German Quarter

Alexandre Benois. At the German Quarter (1911)

German Quarter (Russian: Неме́цкая слобода́, Nemetskaya sloboda), also known as the Kukuy Quarter (слобода Кукуй), was a neighborhood in the northeast of Moscow, located on the right bank of the Yauza River east of Kukuy Creek (hence the name Kukuy Quarter), within the present-day Basmanny District of Moscow.

Its boundaries were defined by present-day Dobroslobodskaya Street and Bolshoy Demidovsky Lane (west, following the track of Kukuy creek), Spartakovskaya Street (north) and Yauza River (south and east). Kukuy formed a wide pond west of present-day Elizavetinsky lane, on site of present-day Sokol stadium of Moscow State Technical University, which occupies the southern half of former German settlement.

Old German Quarter

The German Quarter appeared in the mid-16th century and was populated by foreigners from Western Europe (collectively called "Germans" by the Russian people [NB: the word 'German' in Russian means 'mute']) and prisoners, taken during the Livonian War of 1558-1583. The residents of the German Quarter were mainly engaged in handicrafts and flour-grinding business (that's where the flour mills on the Yauza come from). In the early 17th century, the Old German Quarter was ravaged by the army of False Dmitri II and did not recover afterwards, since many residents relocated closer to Kremlin or fled the country.

New German Quarter

Muscovites tended to treat foreigners living at the German quarter with suspicion

After the end of Time of Troubles, downtown Moscow attracted many European settlers, serving the royal court and the numerous foreign soldiers of muscovite troops. In the 1640s, however, the clergy persuaded the tsar to limit foreign presence in Moscow, and in 1652 Alexis I of Russia forced all Catholic and Protestant foreigners to relocate to German Quarter, which became known as the New German Quarter (Novonemetskaya sloboda), located east of present-day Lefortovskaya Square, above the mouth of the Chechera River. By 1672, it had three Lutheran and two Calvinist churches and numerous factories, like Moscow's first Silk Manufactory, owned by A.Paulsen. In 1701, J.G.Gregory, based in German Quarter, obtained a monopoly patent for a public pharmacy (hence, the name of Aptekarsky (Pharmacy) Lane).

The quarter was populated by merchants, store owners, and foreign officers of the Russian army. Among them were future associates of Peter the Great, such as Patrick Gordon and Franz Lefort. Peter the Great (who grew up nearby, on the eastern bank of Yauza) was a frequent guest in the German Quarter, and he met his mistress Anna Mons there. Deceased residents were buried at the Vvedenskoye Cemetery, also known as German Cemetery, located across Yauza in Lefortovo; this tradition persisted among Lutherans and Catholics until the 20th century.
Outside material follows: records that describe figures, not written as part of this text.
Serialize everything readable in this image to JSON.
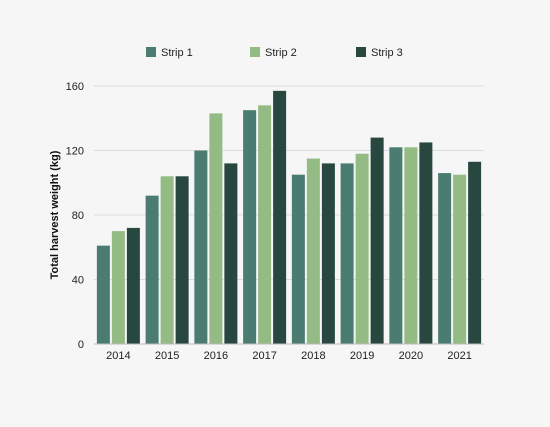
{
  "chart_data": {
    "type": "bar",
    "title": "",
    "xlabel": "",
    "ylabel": "Total harvest weight (kg)",
    "categories": [
      "2014",
      "2015",
      "2016",
      "2017",
      "2018",
      "2019",
      "2020",
      "2021"
    ],
    "series": [
      {
        "name": "Strip 1",
        "color": "#4a7c72",
        "values": [
          61,
          92,
          120,
          145,
          105,
          112,
          122,
          106
        ]
      },
      {
        "name": "Strip 2",
        "color": "#94bb84",
        "values": [
          70,
          104,
          143,
          148,
          115,
          118,
          122,
          105
        ]
      },
      {
        "name": "Strip 3",
        "color": "#27473f",
        "values": [
          72,
          104,
          112,
          157,
          112,
          128,
          125,
          113
        ]
      }
    ],
    "ylim": [
      0,
      160
    ],
    "yticks": [
      0,
      40,
      80,
      120,
      160
    ],
    "grid": true,
    "legend_position": "top"
  }
}
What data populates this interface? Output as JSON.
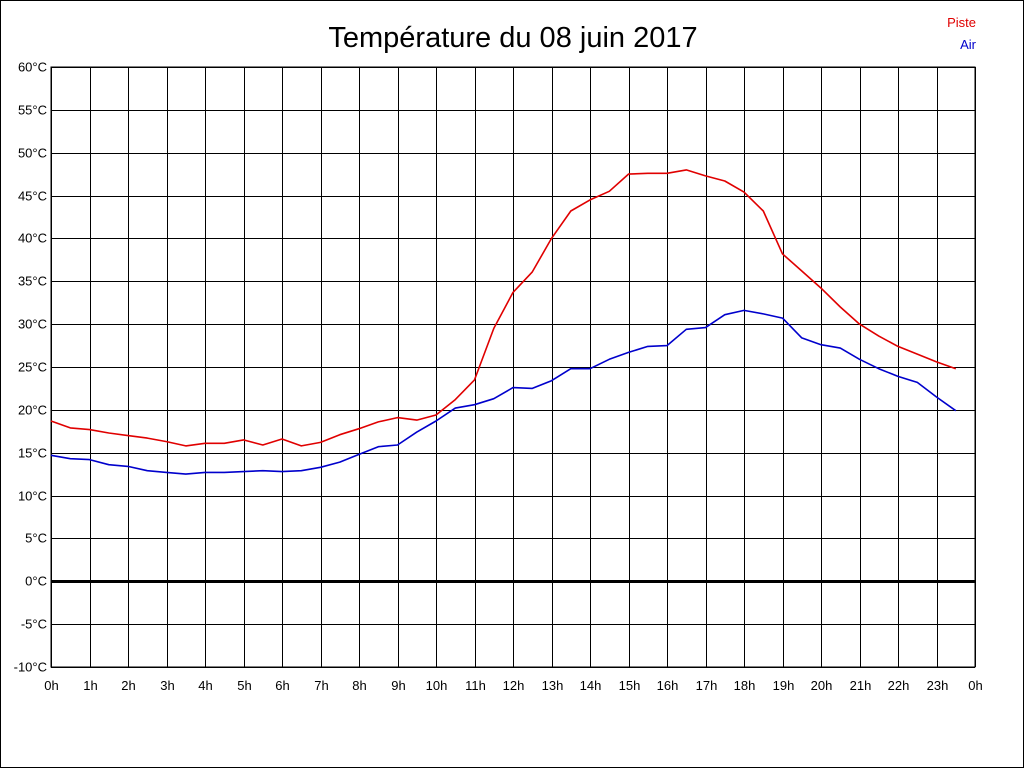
{
  "chart_data": {
    "type": "line",
    "title": "Température du 08 juin 2017",
    "xlabel": "",
    "ylabel": "",
    "x_ticks": [
      "0h",
      "1h",
      "2h",
      "3h",
      "4h",
      "5h",
      "6h",
      "7h",
      "8h",
      "9h",
      "10h",
      "11h",
      "12h",
      "13h",
      "14h",
      "15h",
      "16h",
      "17h",
      "18h",
      "19h",
      "20h",
      "21h",
      "22h",
      "23h",
      "0h"
    ],
    "y_ticks": [
      "-10°C",
      "-5°C",
      "0°C",
      "5°C",
      "10°C",
      "15°C",
      "20°C",
      "25°C",
      "30°C",
      "35°C",
      "40°C",
      "45°C",
      "50°C",
      "55°C",
      "60°C"
    ],
    "xlim": [
      0,
      24
    ],
    "ylim": [
      -10,
      60
    ],
    "grid": true,
    "legend_position": "top-right",
    "zero_line": 0,
    "colors": {
      "Piste": "#e00000",
      "Air": "#0000cc",
      "grid": "#000000"
    },
    "x": [
      0,
      0.5,
      1,
      1.5,
      2,
      2.5,
      3,
      3.5,
      4,
      4.5,
      5,
      5.5,
      6,
      6.5,
      7,
      7.5,
      8,
      8.5,
      9,
      9.5,
      10,
      10.5,
      11,
      11.5,
      12,
      12.5,
      13,
      13.5,
      14,
      14.5,
      15,
      15.5,
      16,
      16.5,
      17,
      17.5,
      18,
      18.5,
      19,
      19.5,
      20,
      20.5,
      21,
      21.5,
      22,
      22.5,
      23,
      23.5
    ],
    "series": [
      {
        "name": "Piste",
        "values": [
          18.7,
          17.9,
          17.7,
          17.3,
          17.0,
          16.7,
          16.3,
          15.8,
          16.1,
          16.1,
          16.5,
          15.9,
          16.6,
          15.8,
          16.2,
          17.1,
          17.8,
          18.6,
          19.1,
          18.8,
          19.4,
          21.2,
          23.5,
          29.5,
          33.7,
          36.1,
          40.0,
          43.2,
          44.5,
          45.5,
          47.5,
          47.6,
          47.6,
          48.0,
          47.3,
          46.7,
          45.4,
          43.2,
          38.2,
          36.2,
          34.2,
          32.0,
          30.0,
          28.6,
          27.4,
          26.5,
          25.6,
          24.8
        ]
      },
      {
        "name": "Air",
        "values": [
          14.7,
          14.3,
          14.2,
          13.6,
          13.4,
          12.9,
          12.7,
          12.5,
          12.7,
          12.7,
          12.8,
          12.9,
          12.8,
          12.9,
          13.3,
          13.9,
          14.8,
          15.7,
          15.9,
          17.4,
          18.7,
          20.2,
          20.6,
          21.3,
          22.6,
          22.5,
          23.4,
          24.8,
          24.8,
          25.9,
          26.7,
          27.4,
          27.5,
          29.4,
          29.6,
          31.1,
          31.6,
          31.2,
          30.7,
          28.4,
          27.6,
          27.2,
          25.9,
          24.8,
          23.9,
          23.2,
          21.5,
          19.9
        ]
      }
    ]
  }
}
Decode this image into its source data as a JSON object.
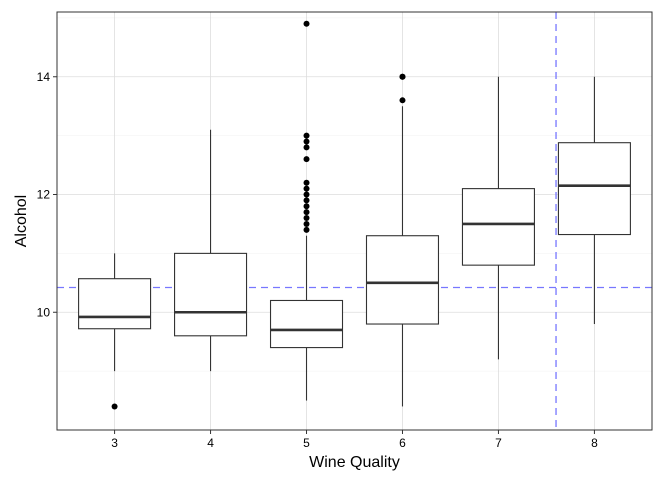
{
  "chart_data": {
    "type": "boxplot",
    "xlabel": "Wine Quality",
    "ylabel": "Alcohol",
    "ylim": [
      8.0,
      15.1
    ],
    "y_ticks": [
      10,
      12,
      14
    ],
    "grid": true,
    "categories": [
      "3",
      "4",
      "5",
      "6",
      "7",
      "8"
    ],
    "boxes": [
      {
        "category": "3",
        "whisker_low": 9.0,
        "q1": 9.72,
        "median": 9.92,
        "q3": 10.57,
        "whisker_high": 11.0,
        "outliers": [
          8.4
        ]
      },
      {
        "category": "4",
        "whisker_low": 9.0,
        "q1": 9.6,
        "median": 10.0,
        "q3": 11.0,
        "whisker_high": 13.1,
        "outliers": []
      },
      {
        "category": "5",
        "whisker_low": 8.5,
        "q1": 9.4,
        "median": 9.7,
        "q3": 10.2,
        "whisker_high": 11.3,
        "outliers": [
          11.4,
          11.5,
          11.6,
          11.7,
          11.8,
          11.9,
          12.0,
          12.1,
          12.2,
          12.6,
          12.8,
          12.9,
          13.0,
          14.9
        ]
      },
      {
        "category": "6",
        "whisker_low": 8.4,
        "q1": 9.8,
        "median": 10.5,
        "q3": 11.3,
        "whisker_high": 13.5,
        "outliers": [
          13.6,
          14.0,
          14.0
        ]
      },
      {
        "category": "7",
        "whisker_low": 9.2,
        "q1": 10.8,
        "median": 11.5,
        "q3": 12.1,
        "whisker_high": 14.0,
        "outliers": []
      },
      {
        "category": "8",
        "whisker_low": 9.8,
        "q1": 11.32,
        "median": 12.15,
        "q3": 12.88,
        "whisker_high": 14.0,
        "outliers": []
      }
    ],
    "reference_lines": [
      {
        "orientation": "horizontal",
        "y": 10.42,
        "color": "#7777ff",
        "style": "dashed"
      },
      {
        "orientation": "vertical",
        "x": 5.6,
        "color": "#7777ff",
        "style": "dashed"
      }
    ],
    "colors": {
      "box_fill": "#ffffff",
      "box_stroke": "#333333",
      "outlier": "#000000",
      "grid": "#dddddd",
      "panel_border": "#333333"
    }
  }
}
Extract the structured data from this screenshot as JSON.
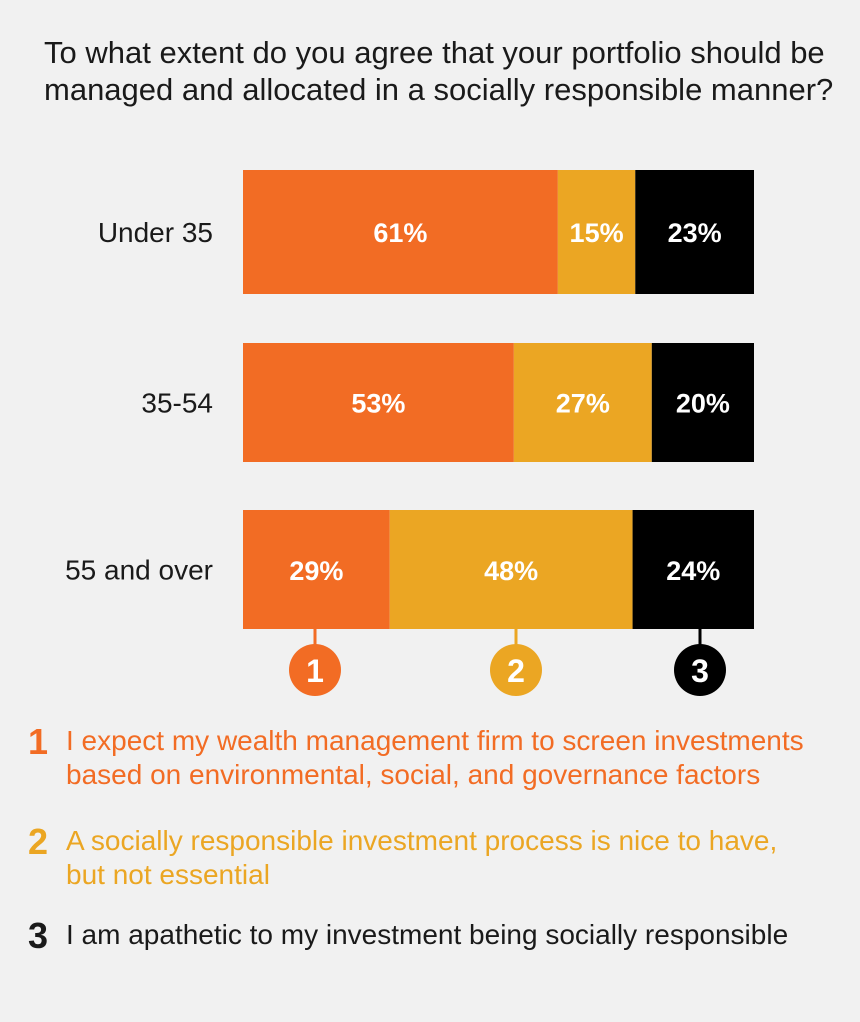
{
  "colors": {
    "c1": "#f26c24",
    "c2": "#eba623",
    "c3": "#000000",
    "text": "#1a1a1a",
    "background": "#f1f1f1"
  },
  "chart_data": {
    "type": "bar",
    "orientation": "horizontal",
    "stacked": true,
    "title": "To what extent do you agree that your portfolio should be managed and allocated in a socially responsible manner?",
    "categories": [
      "Under 35",
      "35-54",
      "55 and over"
    ],
    "series": [
      {
        "key": "1",
        "values": [
          61,
          53,
          29
        ],
        "labels": [
          "61%",
          "53%",
          "29%"
        ],
        "color": "#f26c24"
      },
      {
        "key": "2",
        "values": [
          15,
          27,
          48
        ],
        "labels": [
          "15%",
          "27%",
          "48%"
        ],
        "color": "#eba623"
      },
      {
        "key": "3",
        "values": [
          23,
          20,
          24
        ],
        "labels": [
          "23%",
          "20%",
          "24%"
        ],
        "color": "#000000"
      }
    ],
    "legend": [
      {
        "num": "1",
        "text": "I expect my wealth management firm to screen investments based on environmental, social, and governance factors",
        "color": "#f26c24"
      },
      {
        "num": "2",
        "text": "A socially responsible investment process is nice to have, but not essential",
        "color": "#eba623"
      },
      {
        "num": "3",
        "text": "I am apathetic to my investment being socially responsible",
        "color": "#1a1a1a"
      }
    ]
  }
}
In the early 18th century, the usual way of life in the German Quarter started to change. Its territory gradually turned into a construction site for palaces of the nobles, notably Lefort and later Alexander Bezborodko (in the 1830s, these palaces became the site of Moscow State Technical University). At the same time, foreigners, not bound by former restrictions, migrated to center of Moscow, for example, the French community settled in Kuznetsky Most.

End of "German" presence

Lefortovskaya Square, post-1812 buildings

Throughout the 18th century, Russian merchants took over the German businesses and established their own; the shores of Yauza housed P.Belavin's silk factory, N.Ivanov's ribbon factory etc.

The fire of 1812 razed the area, and the ruined owners preferred to sell their lands to new owners. By 1826, all foreign landlords sold their land to local merchants and craftsmen; German Quarter lost its ethnic flavor but retained the name of Nemetskaya (German) Street (Baumanskaya Street since 1918). Lutheran churches were never rebuilt; Moscow's Lutheran Cathedral was erected nearly 100 years after the fire in central Basmanny District. The name "German Quarter" itself disappeared from the Moscow lexicon in the mid-19th century.